The government has directed all heads of administrative department and heads of departments to submit the casual leave applied by the employees and number of absentees in the departments to the chief secretary on May 25 by 12 noon positively.
Govt. stand on RoP
Taking note of the recent debates on Revision of Pay (RoP) and CANSSEA’s decision to go on a mass casual leave as part of its agitation over the 6th ROP, the state government issued another reiteration of its points.
In a communiqué, additional chief secretary & finance commissioner Toshi Aier reminded that earlier, the 5th ROP was accepted from June 1,1998 following an agreement with CANSSEA but owing to lack of funds, it was only implemented with effect from April 1,2000.

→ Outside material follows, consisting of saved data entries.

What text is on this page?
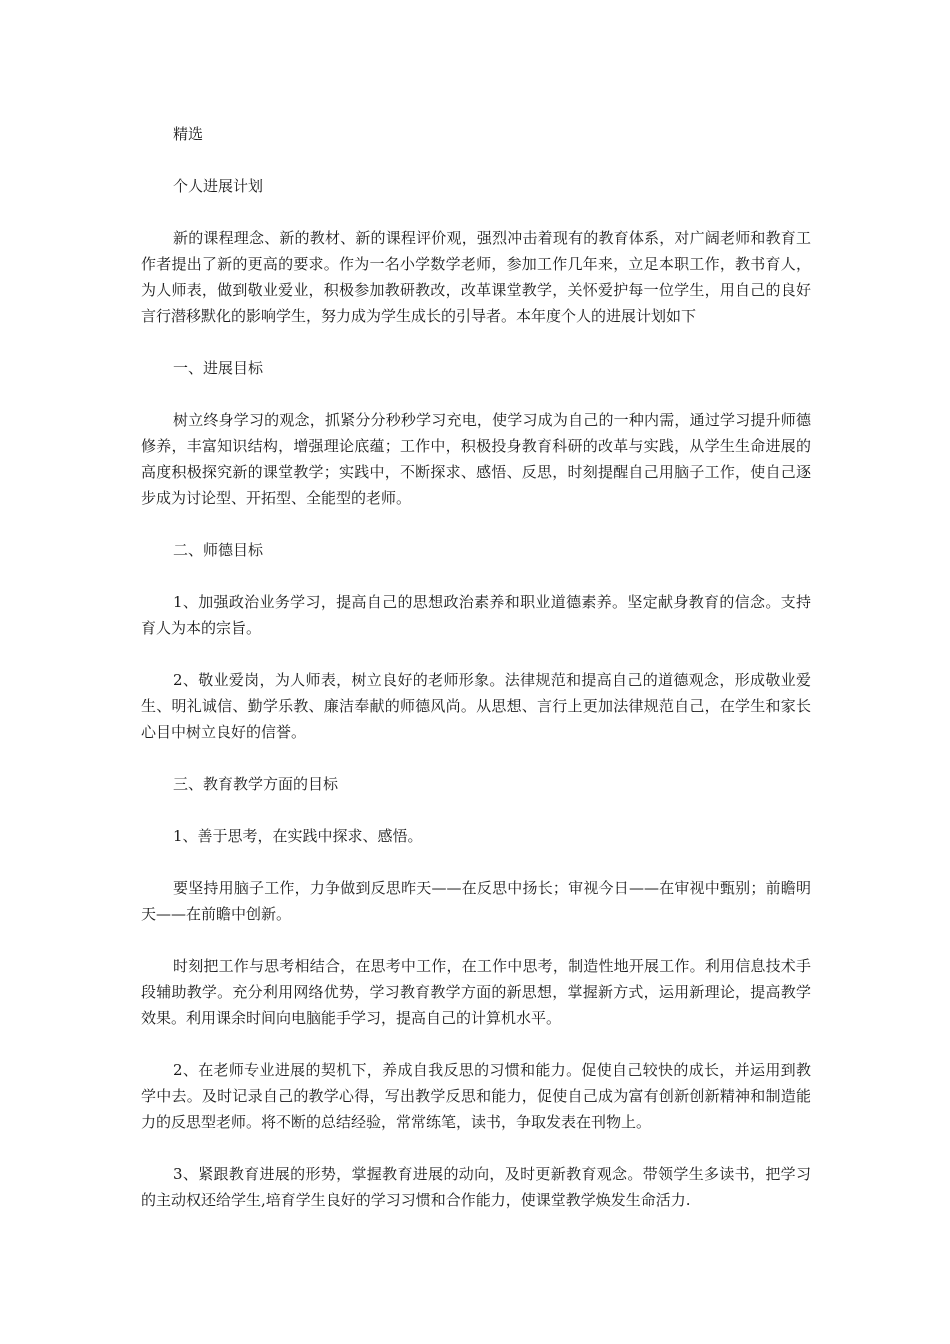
精选

个人进展计划

新的课程理念、新的教材、新的课程评价观，强烈冲击着现有的教育体系，对广阔老师和教育工作者提出了新的更高的要求。作为一名小学数学老师，参加工作几年来，立足本职工作，教书育人，为人师表，做到敬业爱业，积极参加教研教改，改革课堂教学，关怀爱护每一位学生，用自己的良好言行潜移默化的影响学生，努力成为学生成长的引导者。本年度个人的进展计划如下

一、进展目标

树立终身学习的观念，抓紧分分秒秒学习充电，使学习成为自己的一种内需，通过学习提升师德修养，丰富知识结构，增强理论底蕴；工作中，积极投身教育科研的改革与实践，从学生生命进展的高度积极探究新的课堂教学；实践中，不断探求、感悟、反思，时刻提醒自己用脑子工作，使自己逐步成为讨论型、开拓型、全能型的老师。

二、师德目标

1、加强政治业务学习，提高自己的思想政治素养和职业道德素养。坚定献身教育的信念。支持育人为本的宗旨。

2、敬业爱岗，为人师表，树立良好的老师形象。法律规范和提高自己的道德观念，形成敬业爱生、明礼诚信、勤学乐教、廉洁奉献的师德风尚。从思想、言行上更加法律规范自己，在学生和家长心目中树立良好的信誉。

三、教育教学方面的目标

1、善于思考，在实践中探求、感悟。

要坚持用脑子工作，力争做到反思昨天——在反思中扬长；审视今日——在审视中甄别；前瞻明天——在前瞻中创新。

时刻把工作与思考相结合，在思考中工作，在工作中思考，制造性地开展工作。利用信息技术手段辅助教学。充分利用网络优势，学习教育教学方面的新思想，掌握新方式，运用新理论，提高教学效果。利用课余时间向电脑能手学习，提高自己的计算机水平。

2、在老师专业进展的契机下，养成自我反思的习惯和能力。促使自己较快的成长，并运用到教学中去。及时记录自己的教学心得，写出教学反思和能力，促使自己成为富有创新创新精神和制造能力的反思型老师。将不断的总结经验，常常练笔，读书，争取发表在刊物上。

3、紧跟教育进展的形势，掌握教育进展的动向，及时更新教育观念。带领学生多读书，把学习的主动权还给学生,培育学生良好的学习习惯和合作能力，使课堂教学焕发生命活力.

Aier said when CANSSEA took the matter to court, the judgment went in favour of the government’s stand over lack of funds for implementation of the 5th ROP.
He said CANSSEA then filed a Special Leave Petition in the Supreme Court over the High Court judgment and as the apex court had yet to decide, the matter was currently subjudice.
Further, Aier asserted that since the state government’s decision to implement 5th RoP w.e.f. April 1, 2000 was upheld by High Court and since CANSSEA itself had filed appeal before the Supreme Court, where the matter was yet to be decided; the question of CANSSEA raising any demand with reference to date of implementation before the apex court passed an order on the matter, did not appear to be appropriate.
“For the same reasons, it would be improper for the Government to take any substantial decision at this juncture,” it said.